The role of this digital hammer is as the lead actor for progress in human relationships. Is it possible that the Internet can make us more human? I think that if we learn how to use the new wealth of information provided to us, then we will be better able to construct the relationships that bind us. This is best exemplified in the move towards a semantic web. This technology tries to take advantage of relationships between words instead of nodes to construct the web. To connect at such an abstract level returns to humanity the intimacy of communication. The web becomes a tool of how things are defined, and not how they are connected. This definition will be a truly democratic process. Notice the importance of participation. How words are connoted and defined is a level of communication that the Internet currently lacks. Returning the importance of communication to digital relationships is progress.

Progress will be realized when we can use the information that exists on the Internet to create a better world around us. This opportunity exists because there is a desire to improve the general condition of the way that communication and relationships are built. When relationships are a matter of understanding and not social standing, then we can say that the Internet has helped humanity progress. Another marker of social progress will be a breaking down of barriers that produce such situations as “haves” vs. “have-nots.” Is this possible? Yes, because once the overhead cost of infrastructure is paid, then the cost of business for being on the Internet reduces to zero. Amortizing this cost in the name of a more evenly distributed world income is a desire we should all aspire towards. Understanding has been the fundamental problem in many of the discords that have plagued humanity. A semantics based web that helps us better understand ourselves is another form of progress. There is a danger that it will kill the uniqueness of language, but this uniqueness, when it becomes ambiguity, is a root cause of discord amongst cultures. I’m not asking for individual cultures to lose their language, I’m asking for cultures to learn to understand each other through improved communication.
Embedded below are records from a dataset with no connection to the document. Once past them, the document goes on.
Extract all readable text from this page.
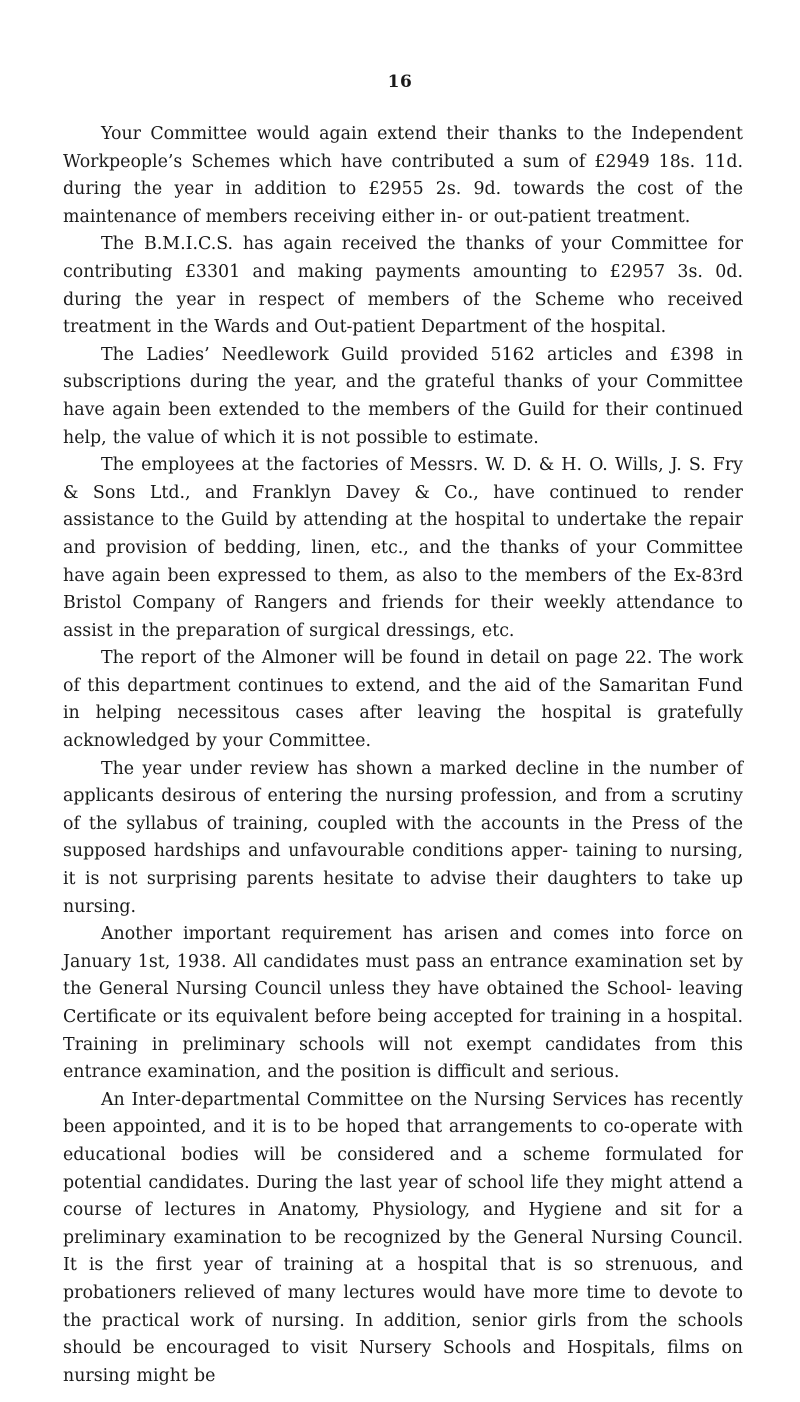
16

Your Committee would again extend their thanks to the Independent Workpeople’s Schemes which have contributed a sum of £2949 18s. 11d. during the year in addition to £2955 2s. 9d. towards the cost of the maintenance of members receiving either in- or out-patient treatment.

The B.M.I.C.S. has again received the thanks of your Committee for contributing £3301 and making payments amounting to £2957 3s. 0d. during the year in respect of members of the Scheme who received treatment in the Wards and Out-patient Department of the hospital.

The Ladies’ Needlework Guild provided 5162 articles and £398 in subscriptions during the year, and the grateful thanks of your Committee have again been extended to the members of the Guild for their continued help, the value of which it is not possible to estimate.

The employees at the factories of Messrs. W. D. & H. O. Wills, J. S. Fry & Sons Ltd., and Franklyn Davey & Co., have continued to render assistance to the Guild by attending at the hospital to undertake the repair and provision of bedding, linen, etc., and the thanks of your Committee have again been expressed to them, as also to the members of the Ex-83rd Bristol Company of Rangers and friends for their weekly attendance to assist in the preparation of surgical dressings, etc.

The report of the Almoner will be found in detail on page 22. The work of this department continues to extend, and the aid of the Samaritan Fund in helping necessitous cases after leaving the hospital is gratefully acknowledged by your Committee.

The year under review has shown a marked decline in the number of applicants desirous of entering the nursing profession, and from a scrutiny of the syllabus of training, coupled with the accounts in the Press of the supposed hardships and unfavourable conditions apper- taining to nursing, it is not surprising parents hesitate to advise their daughters to take up nursing.

Another important requirement has arisen and comes into force on January 1st, 1938. All candidates must pass an entrance examination set by the General Nursing Council unless they have obtained the School- leaving Certificate or its equivalent before being accepted for training in a hospital. Training in preliminary schools will not exempt candidates from this entrance examination, and the position is difficult and serious.

An Inter-departmental Committee on the Nursing Services has recently been appointed, and it is to be hoped that arrangements to co-operate with educational bodies will be considered and a scheme formulated for potential candidates. During the last year of school life they might attend a course of lectures in Anatomy, Physiology, and Hygiene and sit for a preliminary examination to be recognized by the General Nursing Council. It is the first year of training at a hospital that is so strenuous, and probationers relieved of many lectures would have more time to devote to the practical work of nursing. In addition, senior girls from the schools should be encouraged to visit Nursery Schools and Hospitals, films on nursing might be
Is there a solution to the problem of ethics and data mining on the Internet? Yes. First and foremost we must build a system of trust between vendor and consumer. If we can’t build an Internet where trust is an integral part of the communities that are forming, then we cannot build a better Internet. Without a better Internet, our information is a treasure chest for wrong doers, and not a foundation for an improved world. This improved world must truly be global. To increase participation, we must ask that government open up its uses of gathered information to act as a model for corporate entities, which are also storing information. Ethically progressing towards an open information model will be an even more important issue in the years to come, and it is a challenge that we must embrace and answer globally. The consequences of remaining silent might devastate humanity and steal from us our identity.